Tuesday, February 11, 2020

Back to 500+ mails to dig through. Life at Red Hat

Happy Birthday Florent

Today is the 50th birthday of my "little" brother Florent. Maker of things. Computer arithmetic guru. We don't talk nearly often enough.

Kata containers

Some ongoing progress in turning the current prototype into a product. The primary effort is on security (support for SELinux, being able to encapsulate qemu in libvirt), as well as some missing features or things that were added recently, e.g. IPv6, stuff that I shared with the Kata architecture team last week.

Kata architecture meeting discussed how to download images into an encrypted VM, which implies using encrypted container images, and more complicated, doing the image unpacking inside the VM. This was in parallel with another internal meeting, so I could not really listen too carefully.
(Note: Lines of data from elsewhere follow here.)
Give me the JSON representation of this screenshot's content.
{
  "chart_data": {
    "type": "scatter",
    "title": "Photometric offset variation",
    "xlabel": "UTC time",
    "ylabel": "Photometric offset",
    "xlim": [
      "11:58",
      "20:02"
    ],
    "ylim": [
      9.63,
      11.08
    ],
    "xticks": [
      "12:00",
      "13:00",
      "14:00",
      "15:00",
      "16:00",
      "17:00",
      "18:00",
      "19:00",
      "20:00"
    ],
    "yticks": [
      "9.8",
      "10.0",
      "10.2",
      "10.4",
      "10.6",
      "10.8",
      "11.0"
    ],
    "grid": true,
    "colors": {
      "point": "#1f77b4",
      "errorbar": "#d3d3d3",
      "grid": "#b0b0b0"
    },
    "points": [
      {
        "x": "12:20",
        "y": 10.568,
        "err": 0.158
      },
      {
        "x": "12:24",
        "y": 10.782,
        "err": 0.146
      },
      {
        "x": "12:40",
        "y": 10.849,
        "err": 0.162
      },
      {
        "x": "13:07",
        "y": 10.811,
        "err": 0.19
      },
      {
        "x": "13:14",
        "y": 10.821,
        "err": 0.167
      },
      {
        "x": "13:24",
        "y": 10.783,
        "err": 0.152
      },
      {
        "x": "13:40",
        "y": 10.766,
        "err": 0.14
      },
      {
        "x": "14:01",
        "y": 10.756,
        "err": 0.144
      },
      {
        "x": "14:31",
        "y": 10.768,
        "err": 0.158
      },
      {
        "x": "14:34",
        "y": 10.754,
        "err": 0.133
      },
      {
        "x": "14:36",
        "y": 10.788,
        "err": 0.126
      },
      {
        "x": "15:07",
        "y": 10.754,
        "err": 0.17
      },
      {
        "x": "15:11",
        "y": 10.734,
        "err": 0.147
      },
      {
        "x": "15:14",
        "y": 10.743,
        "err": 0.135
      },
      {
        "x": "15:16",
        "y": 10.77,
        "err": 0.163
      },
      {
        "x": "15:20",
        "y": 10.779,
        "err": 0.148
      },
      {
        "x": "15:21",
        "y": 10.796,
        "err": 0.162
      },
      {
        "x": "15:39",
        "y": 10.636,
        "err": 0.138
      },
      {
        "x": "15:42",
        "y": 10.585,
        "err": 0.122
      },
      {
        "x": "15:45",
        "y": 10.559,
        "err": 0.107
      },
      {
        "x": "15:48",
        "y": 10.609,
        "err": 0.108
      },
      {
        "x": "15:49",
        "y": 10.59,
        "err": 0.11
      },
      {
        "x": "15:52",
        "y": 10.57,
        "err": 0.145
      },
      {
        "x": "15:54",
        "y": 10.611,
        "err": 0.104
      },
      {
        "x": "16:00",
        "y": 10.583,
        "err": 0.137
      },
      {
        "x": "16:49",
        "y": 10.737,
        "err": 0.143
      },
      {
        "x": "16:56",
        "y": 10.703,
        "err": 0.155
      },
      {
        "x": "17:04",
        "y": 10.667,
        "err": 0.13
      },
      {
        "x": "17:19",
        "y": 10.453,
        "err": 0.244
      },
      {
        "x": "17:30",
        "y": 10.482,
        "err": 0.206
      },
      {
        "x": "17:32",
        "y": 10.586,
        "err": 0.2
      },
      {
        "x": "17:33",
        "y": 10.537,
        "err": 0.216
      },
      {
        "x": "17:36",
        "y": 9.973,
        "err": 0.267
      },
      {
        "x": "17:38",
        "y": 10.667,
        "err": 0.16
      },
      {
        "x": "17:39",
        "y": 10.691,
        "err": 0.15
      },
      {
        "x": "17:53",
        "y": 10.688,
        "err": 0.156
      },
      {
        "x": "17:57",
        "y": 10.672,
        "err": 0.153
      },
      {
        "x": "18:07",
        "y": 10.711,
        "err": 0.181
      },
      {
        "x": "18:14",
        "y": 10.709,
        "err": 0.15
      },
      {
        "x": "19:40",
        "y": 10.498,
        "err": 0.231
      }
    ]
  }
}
A few topics to explore for me:

• CoreOS
• OSTree, described by the docs as "git for operating system binaries".
• Universal Base Image (aka UBI), which I need to explore a bit.

I also need to do a review of the still unpackaged Kata components,

ZFS again

Trying to test a small idea for the Linux kernel, I run into some trouble because the latest release of ZFS (0.8.3) does not build.

There is a fix for changes introduced to remove timespec64_trunc. But it's not in a released version yet, so need to suspend dkms temporarily.

This reminded me of the discussion about ZFS at DevConf and another one at FOSDEM. My personal viewpoint is that there is nothing close to ZFS in the Linux world, anywhere, notably in its most important aspect, which is that it's portable (e.g. there is a FUSE implementation that works well on macOS).

BTRFS left me a very bad taste of immaturity in the mouth last time I tried it intensively (data loss, with btrfsck crashing, which led me to sending a patch to the frigging fsck tool...) And of course, it is Linux only as far as I know.

LWN subscription

Something with the Red Hat auto-proxy setup I had put in place fails. File .lwn.net.prox.pac does look good, proxy is reachable. I'd like to know why it fails.

Actually, it's relatively simple. The set of subscriptions has been extended, and a new script is required, which for some reason changes the proxy's port (and adds a few hosts). Fixed.

Well, not quite. Apparently, what really "fixes" it is to login from a Linux machine that is connected to the Red Hat VPN with full proxying. Then, once I accessed the site "once", I can disconnect and re-login from another machine, and it "magically" remembers that I can benefit from the Red Hat subscription. I don't know how they implement the subscription, but it's not working quite right.

The article I was really interested in reading relatively rapidly was this one about Git SHA-1 updates. SHA-1 has reportedly been broken, so I want to understand the implication with respect to git histories. The bottom line seems to be that there isn't much of a problem.

Long-lost friends

We had the visit of a couple of friends we had not seen in literally 25+ years, basically since our sudent years / wedding. It was really strange to see how my wife and I immediately reconnected. There are some values that unite us across time.